Stakeholders should familiarize themselves with the ANSI/ASQ  Z1.4-2008 standard for quality sampling because you would be required to follow it to determine when you can use inference and when you must open a case to sample the quality of the containment hierarchy supplied by the upstream trading partner.  This standard is available from the American Society of Quality.

The draft regulation assigns liability for errors to “all parties propagating or relying on inference”.  I think this is fair, since errors in inference will likely be the result of incorrect containment hierarchy generated by the manufacturer or the repackager, and it will be the wholesaler and/or chain or mail-order pharmacies who will select the option of making use of inference.  All of these parties accept the risks by choosing to enable or use inference.

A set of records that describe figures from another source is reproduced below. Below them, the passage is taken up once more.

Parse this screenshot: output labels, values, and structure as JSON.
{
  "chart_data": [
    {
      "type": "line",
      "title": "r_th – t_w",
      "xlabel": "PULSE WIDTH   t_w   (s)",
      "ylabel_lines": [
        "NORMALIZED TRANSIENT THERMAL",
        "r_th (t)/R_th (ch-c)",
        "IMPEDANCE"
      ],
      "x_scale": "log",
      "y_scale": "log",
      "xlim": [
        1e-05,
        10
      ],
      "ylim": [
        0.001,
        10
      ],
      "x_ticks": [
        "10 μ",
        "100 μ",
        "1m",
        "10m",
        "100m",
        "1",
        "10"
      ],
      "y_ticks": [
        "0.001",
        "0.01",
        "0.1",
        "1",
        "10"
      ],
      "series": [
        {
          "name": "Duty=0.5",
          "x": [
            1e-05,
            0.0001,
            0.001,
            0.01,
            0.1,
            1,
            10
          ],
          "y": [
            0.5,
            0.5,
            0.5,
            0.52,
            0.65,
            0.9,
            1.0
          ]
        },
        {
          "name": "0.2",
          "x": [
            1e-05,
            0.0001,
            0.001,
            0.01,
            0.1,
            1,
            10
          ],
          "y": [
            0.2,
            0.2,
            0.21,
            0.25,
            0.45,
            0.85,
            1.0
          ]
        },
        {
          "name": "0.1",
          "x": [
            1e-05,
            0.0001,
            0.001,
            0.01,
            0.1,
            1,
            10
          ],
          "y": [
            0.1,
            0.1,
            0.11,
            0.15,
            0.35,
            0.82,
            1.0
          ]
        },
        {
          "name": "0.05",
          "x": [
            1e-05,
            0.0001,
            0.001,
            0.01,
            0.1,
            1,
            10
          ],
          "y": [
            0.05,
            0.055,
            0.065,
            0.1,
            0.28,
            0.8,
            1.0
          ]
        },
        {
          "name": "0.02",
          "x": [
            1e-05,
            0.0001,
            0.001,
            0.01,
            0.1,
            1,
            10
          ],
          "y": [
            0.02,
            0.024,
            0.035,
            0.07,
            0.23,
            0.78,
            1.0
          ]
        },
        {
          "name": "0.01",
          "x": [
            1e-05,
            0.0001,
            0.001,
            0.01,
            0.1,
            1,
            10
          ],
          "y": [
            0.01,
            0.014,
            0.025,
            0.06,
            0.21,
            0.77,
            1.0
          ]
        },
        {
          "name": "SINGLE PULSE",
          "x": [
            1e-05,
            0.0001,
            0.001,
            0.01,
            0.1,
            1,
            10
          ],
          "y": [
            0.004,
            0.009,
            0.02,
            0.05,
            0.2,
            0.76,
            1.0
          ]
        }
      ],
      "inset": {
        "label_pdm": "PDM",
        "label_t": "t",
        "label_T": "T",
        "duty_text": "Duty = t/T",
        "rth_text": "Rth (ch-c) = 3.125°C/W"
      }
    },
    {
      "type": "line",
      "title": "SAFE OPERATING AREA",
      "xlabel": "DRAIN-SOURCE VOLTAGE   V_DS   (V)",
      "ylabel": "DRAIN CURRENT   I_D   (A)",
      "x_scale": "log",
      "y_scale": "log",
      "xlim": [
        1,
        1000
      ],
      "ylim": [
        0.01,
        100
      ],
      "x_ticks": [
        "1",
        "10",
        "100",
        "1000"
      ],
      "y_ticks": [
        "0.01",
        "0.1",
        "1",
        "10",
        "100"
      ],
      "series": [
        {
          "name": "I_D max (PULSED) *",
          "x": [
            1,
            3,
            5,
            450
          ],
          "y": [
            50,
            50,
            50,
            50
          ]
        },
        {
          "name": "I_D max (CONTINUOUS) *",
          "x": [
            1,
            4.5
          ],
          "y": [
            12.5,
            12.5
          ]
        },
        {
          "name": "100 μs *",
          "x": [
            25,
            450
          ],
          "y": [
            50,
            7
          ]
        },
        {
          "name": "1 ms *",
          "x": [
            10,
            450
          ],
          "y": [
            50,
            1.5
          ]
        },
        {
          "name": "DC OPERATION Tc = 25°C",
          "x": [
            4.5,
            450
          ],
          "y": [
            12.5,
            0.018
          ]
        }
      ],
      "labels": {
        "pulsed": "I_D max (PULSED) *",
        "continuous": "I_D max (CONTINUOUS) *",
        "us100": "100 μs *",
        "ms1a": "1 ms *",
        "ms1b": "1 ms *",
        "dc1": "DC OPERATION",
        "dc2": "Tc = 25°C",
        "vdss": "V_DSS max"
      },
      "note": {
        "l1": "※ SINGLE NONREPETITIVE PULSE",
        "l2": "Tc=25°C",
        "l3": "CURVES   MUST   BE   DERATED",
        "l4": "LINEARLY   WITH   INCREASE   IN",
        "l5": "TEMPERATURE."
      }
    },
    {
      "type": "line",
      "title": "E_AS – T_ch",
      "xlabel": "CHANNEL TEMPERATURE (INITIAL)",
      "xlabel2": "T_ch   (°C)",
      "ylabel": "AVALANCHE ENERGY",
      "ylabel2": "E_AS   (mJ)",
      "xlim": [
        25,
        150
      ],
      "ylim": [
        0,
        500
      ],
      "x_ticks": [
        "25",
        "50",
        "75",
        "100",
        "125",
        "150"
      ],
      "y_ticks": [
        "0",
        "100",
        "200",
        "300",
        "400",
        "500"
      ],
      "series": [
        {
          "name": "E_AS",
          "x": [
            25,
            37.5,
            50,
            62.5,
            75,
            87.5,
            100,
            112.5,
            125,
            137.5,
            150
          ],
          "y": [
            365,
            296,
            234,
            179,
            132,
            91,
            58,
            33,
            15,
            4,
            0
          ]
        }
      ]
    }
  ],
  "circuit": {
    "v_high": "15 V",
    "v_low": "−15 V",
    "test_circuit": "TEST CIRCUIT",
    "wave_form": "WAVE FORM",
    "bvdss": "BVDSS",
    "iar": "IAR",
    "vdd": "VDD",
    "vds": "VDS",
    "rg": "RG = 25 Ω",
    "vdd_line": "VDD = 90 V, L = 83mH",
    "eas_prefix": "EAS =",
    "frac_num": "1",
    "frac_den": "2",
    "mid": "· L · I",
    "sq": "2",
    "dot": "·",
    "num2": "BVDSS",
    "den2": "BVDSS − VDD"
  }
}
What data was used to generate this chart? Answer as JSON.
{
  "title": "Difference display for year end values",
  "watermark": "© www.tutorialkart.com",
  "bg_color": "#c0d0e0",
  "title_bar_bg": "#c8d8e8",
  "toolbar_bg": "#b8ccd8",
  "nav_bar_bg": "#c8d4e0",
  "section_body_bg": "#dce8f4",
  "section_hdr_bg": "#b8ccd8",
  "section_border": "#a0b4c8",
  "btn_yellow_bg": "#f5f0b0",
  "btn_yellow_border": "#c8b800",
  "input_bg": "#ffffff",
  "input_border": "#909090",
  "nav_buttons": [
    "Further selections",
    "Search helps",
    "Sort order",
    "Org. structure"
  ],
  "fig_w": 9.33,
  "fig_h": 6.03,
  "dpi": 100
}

The regulation also requires the development and keeping of

“mutually-executed standard operating procedures (SOPs) that define, at minimum, the requirements to gain and maintain ‘trusted trading partner’ status, the circumstances under which an inference will be deployed, the limitations on that deployment, the sampling plan for sampling sealed, homogenous cases for continued compliance, and the means and time limits for remediation of any data or product discrepancies discovered, and where the source and recipient have a written agreement in place specifying the means and time limits of remediation of, and the apportionment of liability for, any discrepancies discovered in either the electronic pedigree data or the drug products received, either or both of which shall be made immediately available for inspection by an authorized officer of the law or by an authorized representative of the board, upon request;”

The draft regulation defines “trusted trading partner” status in detail.

The widespread use of inference will be critically important to the continuing operation of the pharmaceutical supply chain in California.  Without it, supply chain efficiencies will be lost, costs will rise significantly and  new types of errors will be introduced.  Getting this regulation right is the first step.  For that reason, it warrants careful attention and response to the Board.